Dopodiché, la sinistra ha preso corpo entro la società di massa, e tutto è cambiato radicalmente: ma le coordinate secondo cui siamo abituati a pensare sono quelle. Per quanto negli ultimi decenni si sia faticato ad orientarsi (e come prendersela con chi pensa che destra e sinistra non esistano più, se ai loro occhi la sinistra è parsa come colei che controlla il Monte dei Paschi di Siena?), in questo senso “sinistra” è un concetto inestricabile da, e fondativo della società moderna. Si tratta, allora, di ripensarla. E in questo spazio bianco e magmatico che è la terra in cui ci troviamo adesso, abbiamo un’occasione straordinaria.
Cambiare si può – l’appello per la costruzione di un “quarto polo” – è stata suicidata in quanto esperienza politica, ma con tutti i suoi limiti (sopratutto: la sua frettolosa costruzione in vista dell’appuntamento elettorale) ha prefigurato qualcosa che dovrà nascere. I soggetti politici così come li conosciamo sono morti. Finale di partito, dice Marco Revelli. E’ necessario, per l’epoca nuova, un soggetto aperto, dal basso, che si confronti con le istanze della democrazia diretta, che sia strumento della democrazia partecipativa, di una diffusa partecipazione dal basso.

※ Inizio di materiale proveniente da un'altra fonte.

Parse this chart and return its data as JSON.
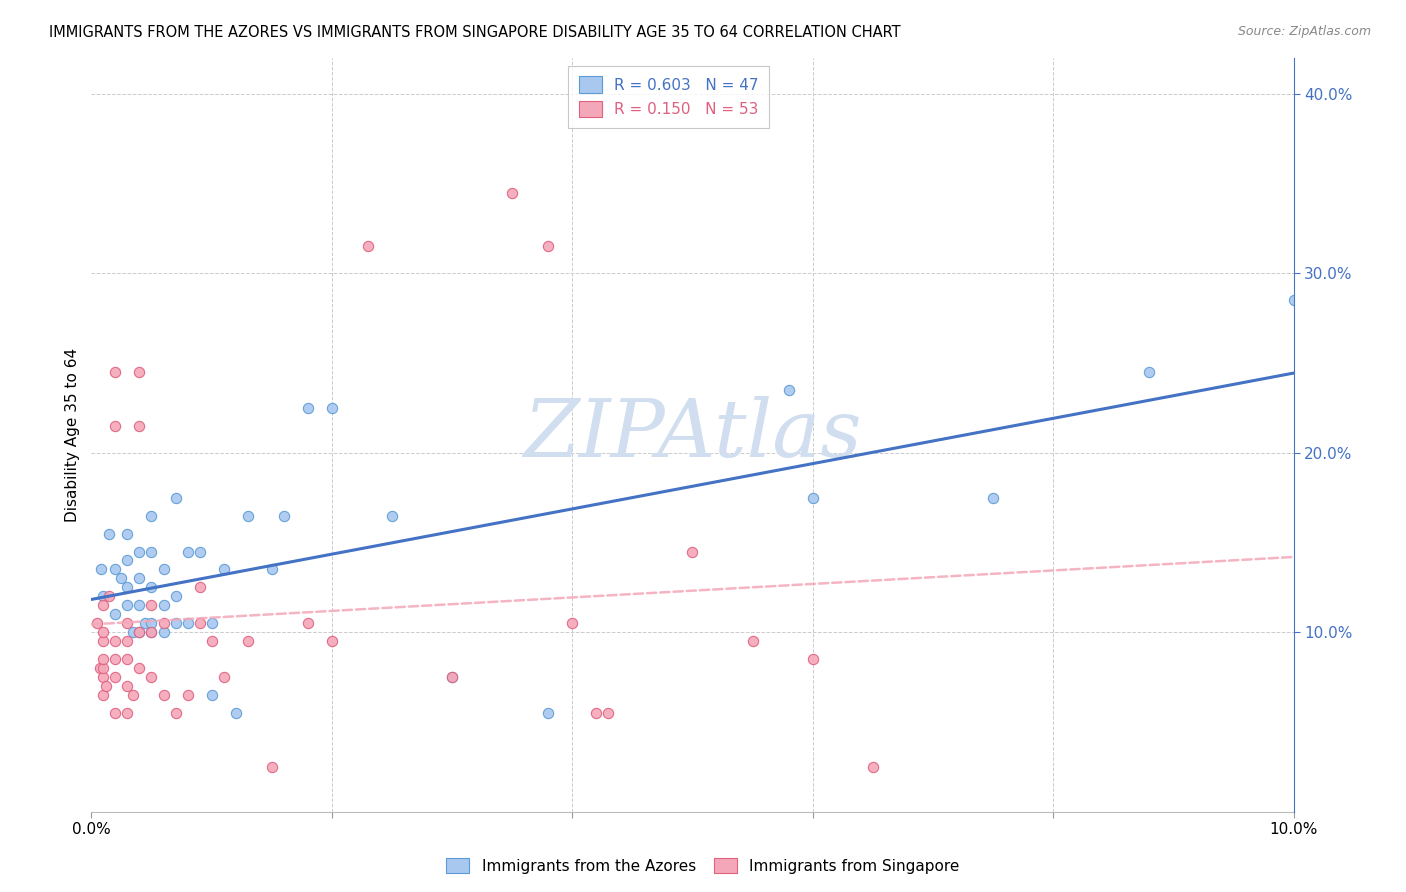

Un’esperienza che riparta dalla realtà dei movimenti, superando l’equivoco della “società civile” (presa in una fondativa complementarità con lo Stato) come luogo della salvezza contro la politica come luogo della corruzione: superare, insomma, il divario abissale tra rappresentanti e rappresentati. Un soggetto reticolare e non identitario, fondato sulle pratiche, dove – per detournare Marx – il fare preceda l’essere. Dire “partito” significa dire un soggetto finalizzato al momento elettorale e all’occupazione delle cariche pubbliche dei suoi militanti (si confronti la classica definizione di Anthony Downs: “una compagine di persone che cercano di ottenere il controllo dell’apparato governativo a seguito di regolari elezioni”).
Oggi bisogna rovesciare questa piramide, e ridare vita, di fatto, a una pratica libertaria: una pratica reticolare, dove è la partecipazione dal basso a dar forma al movimento e non viceversa, dove le dinamiche del movimento (nonché il suo “personale politico”) siano l’espressione dei processi reali del territorio. Un movimento che non sia finalizzato al momento elettorale, ma dove esso sia uno dei momenti di un processo più ampio di risocializzazione del territorio, dei territori, anche dal punto di vista di quella che Beck chiama “subpolitica”.
Insomma, una vera rivoluzione copernicana. Solo così può rinascere un soggetto collettivo che sappia mettere al centro del discorso politico il tema dei beni comuni, che ripensi un nuovo legame sociale basato senza tentennamenti sull’inclusione e sull’universalità dei diritti, che sappia contrastare l’ideologia e la pratica dei poteri forti globali, quell’intreccio inestricabile tra classe politica, finanziaria ed economica che costituisce il nerbo del finanzcapitalismo. Su questa base, poi, ci si dovrà confrontare con altre forze politiche che condividono alcuni o molti temi e istanze.
C’è bisogno dunque di un soggetto che comprenda il trapasso epocale che c’è stato: il resto è sopravvivenza post-mortem.